Responding, Governor Masari said the peace initiative of his administration was yielding fruitful results as 61 kidnapped victims had been released by their abductors without collecting any ransom.
“Even yesterday (Sunday), 11 people were brought back from their abductors from Batsari Local Government and in the early hours of this morning (Monday), we took five. We are following events in Batsari and we are able to locate where the problem is coming from,” he said.
The governor lamented that herdsmen were been neglected by government at all levels, hence the reoccurring of herders/farmers clashes and other forms of criminality facing the country.
According to him, “This has been systematic. There have been supports to farmers and other occupations but there was never a single programme that was designed to address the issue of Fulani herdsmen.

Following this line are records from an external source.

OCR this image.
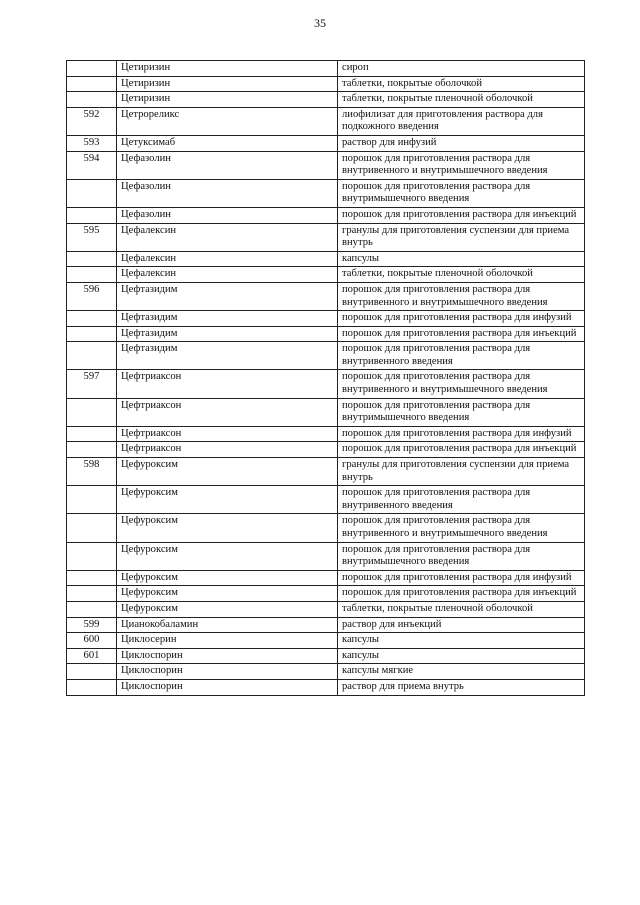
35
	Цетиризин	сироп
	Цетиризин	таблетки, покрытые оболочкой
	Цетиризин	таблетки, покрытые пленочной оболочкой
592	Цетрореликс	лиофилизат для приготовления раствора для подкожного введения
593	Цетуксимаб	раствор для инфузий
594	Цефазолин	порошок для приготовления раствора для внутривенного и внутримышечного введения
	Цефазолин	порошок для приготовления раствора для внутримышечного введения
	Цефазолин	порошок для приготовления раствора для инъекций
595	Цефалексин	гранулы для приготовления суспензии для приема внутрь
	Цефалексин	капсулы
	Цефалексин	таблетки, покрытые пленочной оболочкой
596	Цефтазидим	порошок для приготовления раствора для внутривенного и внутримышечного введения
	Цефтазидим	порошок для приготовления раствора для инфузий
	Цефтазидим	порошок для приготовления раствора для инъекций
	Цефтазидим	порошок для приготовления раствора для внутривенного введения
597	Цефтриаксон	порошок для приготовления раствора для внутривенного и внутримышечного введения
	Цефтриаксон	порошок для приготовления раствора для внутримышечного введения
	Цефтриаксон	порошок для приготовления раствора для инфузий
	Цефтриаксон	порошок для приготовления раствора для инъекций
598	Цефуроксим	гранулы для приготовления суспензии для приема внутрь
	Цефуроксим	порошок для приготовления раствора для внутривенного введения
	Цефуроксим	порошок для приготовления раствора для внутривенного и внутримышечного введения
	Цефуроксим	порошок для приготовления раствора для внутримышечного введения
	Цефуроксим	порошок для приготовления раствора для инфузий
	Цефуроксим	порошок для приготовления раствора для инъекций
	Цефуроксим	таблетки, покрытые пленочной оболочкой
599	Цианокобаламин	раствор для инъекций
600	Циклосерин	капсулы
601	Циклоспорин	капсулы
	Циклоспорин	капсулы мягкие
	Циклоспорин	раствор для приема внутрь
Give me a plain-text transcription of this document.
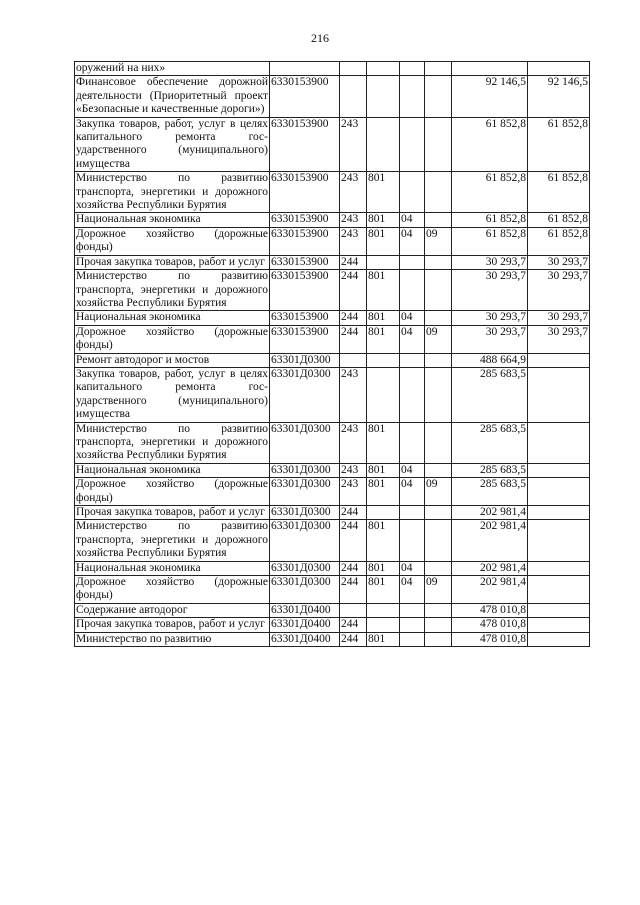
216
оружений на них»							
Финансовое обеспечение дорожной деятельности (Приоритетный проект «Безопасные и качественные дороги»)	6330153900					92 146,5	92 146,5
Закупка товаров, работ, услуг в целях капитального ремонта государственного (муниципального) имущества	6330153900	243				61 852,8	61 852,8
Министерство по развитию транспорта, энергетики и дорожного хозяйства Республики Бурятия	6330153900	243	801			61 852,8	61 852,8
Национальная экономика	6330153900	243	801	04		61 852,8	61 852,8
Дорожное хозяйство (дорожные фонды)	6330153900	243	801	04	09	61 852,8	61 852,8
Прочая закупка товаров, работ и услуг	6330153900	244				30 293,7	30 293,7
Министерство по развитию транспорта, энергетики и дорожного хозяйства Республики Бурятия	6330153900	244	801			30 293,7	30 293,7
Национальная экономика	6330153900	244	801	04		30 293,7	30 293,7
Дорожное хозяйство (дорожные фонды)	6330153900	244	801	04	09	30 293,7	30 293,7
Ремонт автодорог и мостов	63301Д0300					488 664,9	
Закупка товаров, работ, услуг в целях капитального ремонта государственного (муниципального) имущества	63301Д0300	243				285 683,5	
Министерство по развитию транспорта, энергетики и дорожного хозяйства Республики Бурятия	63301Д0300	243	801			285 683,5	
Национальная экономика	63301Д0300	243	801	04		285 683,5	
Дорожное хозяйство (дорожные фонды)	63301Д0300	243	801	04	09	285 683,5	
Прочая закупка товаров, работ и услуг	63301Д0300	244				202 981,4	
Министерство по развитию транспорта, энергетики и дорожного хозяйства Республики Бурятия	63301Д0300	244	801			202 981,4	
Национальная экономика	63301Д0300	244	801	04		202 981,4	
Дорожное хозяйство (дорожные фонды)	63301Д0300	244	801	04	09	202 981,4	
Содержание автодорог	63301Д0400					478 010,8	
Прочая закупка товаров, работ и услуг	63301Д0400	244				478 010,8	
Министерство по развитию	63301Д0400	244	801			478 010,8	
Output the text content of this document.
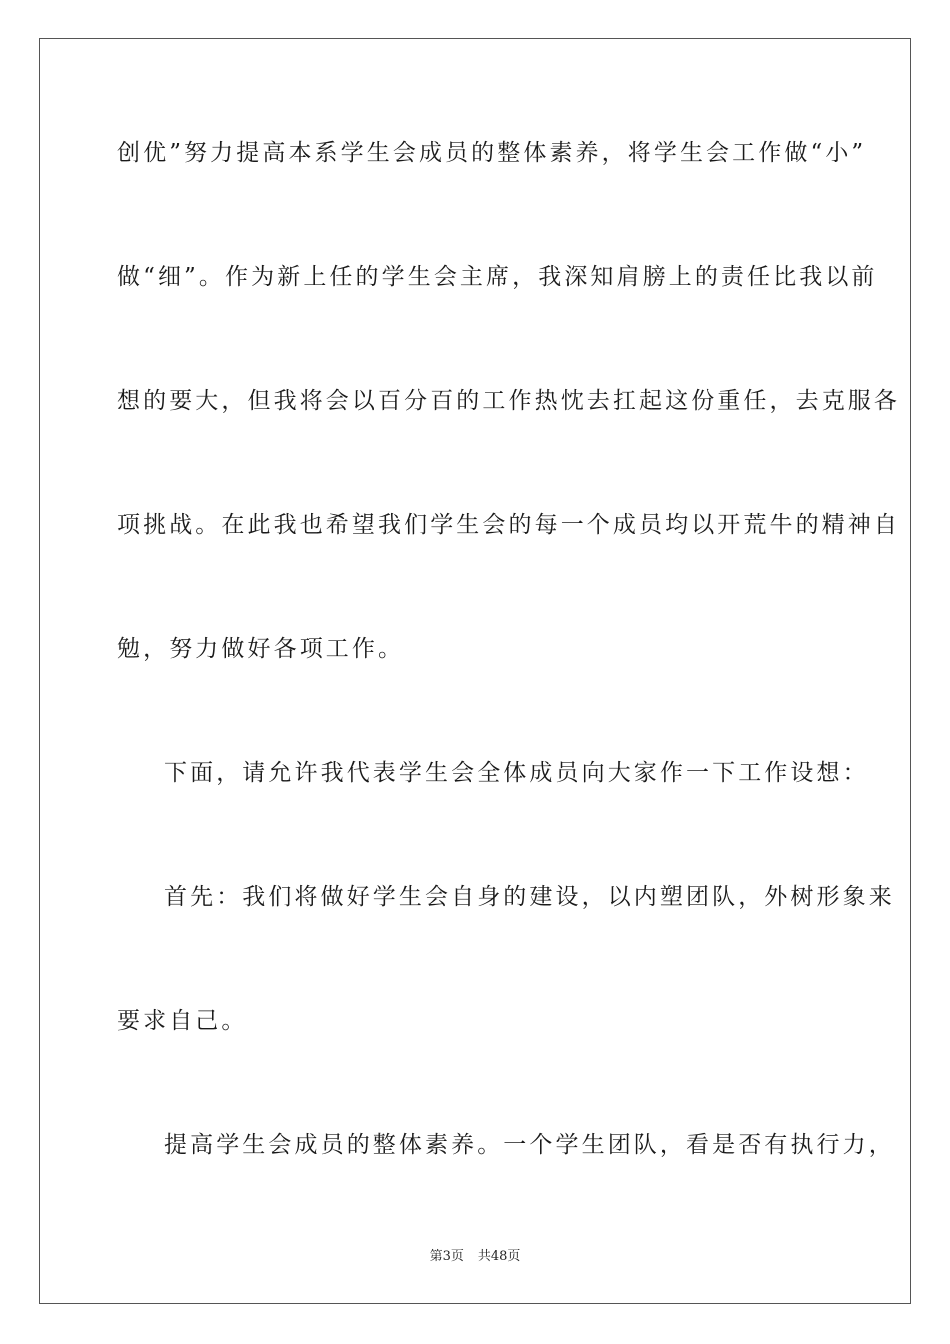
创优”努力提高本系学生会成员的整体素养，将学生会工作做“小”
做“细”。作为新上任的学生会主席，我深知肩膀上的责任比我以前
想的要大，但我将会以百分百的工作热忱去扛起这份重任，去克服各
项挑战。在此我也希望我们学生会的每一个成员均以开荒牛的精神自
勉，努力做好各项工作。
下面，请允许我代表学生会全体成员向大家作一下工作设想：
首先：我们将做好学生会自身的建设，以内塑团队，外树形象来
要求自己。
提高学生会成员的整体素养。一个学生团队，看是否有执行力，
第3页 共48页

“They were left in the forest uneducated both Islamically and western education. And the grazing reserve areas are been abandoned and overtaken by farmers. By 1987 when the state was created, the population was about 3.7 million. Today we are talking about either between 7 to 7.5 million.
“We must have a rehabilitation programme on how to make the forests conducive for people who live in it. What we are trying to do now is to normalize the situation and start addressing the fundamentals because unless you normalize the issue, the area will not be peaceful enough for you to do anything.”
He urged the opposition whom he said were out to blackmail the All Progressives Congress (APC) government to desist from making inflammatory statements that could truncate the federal and state governments’ efforts in tackling insecurity.
“I urged all the people especially those in the opposition who think this is an opportunity to bash the government either at federal, state or local level to stop. What Nigeria is facing now is beyond party affiliation. We should operate as a people and a nation,” he added.
Meanwhile, during the one-day working visit, the speaker also received 10 freed captives from repentant bandits as part of the ongoing dialogue between them and state government.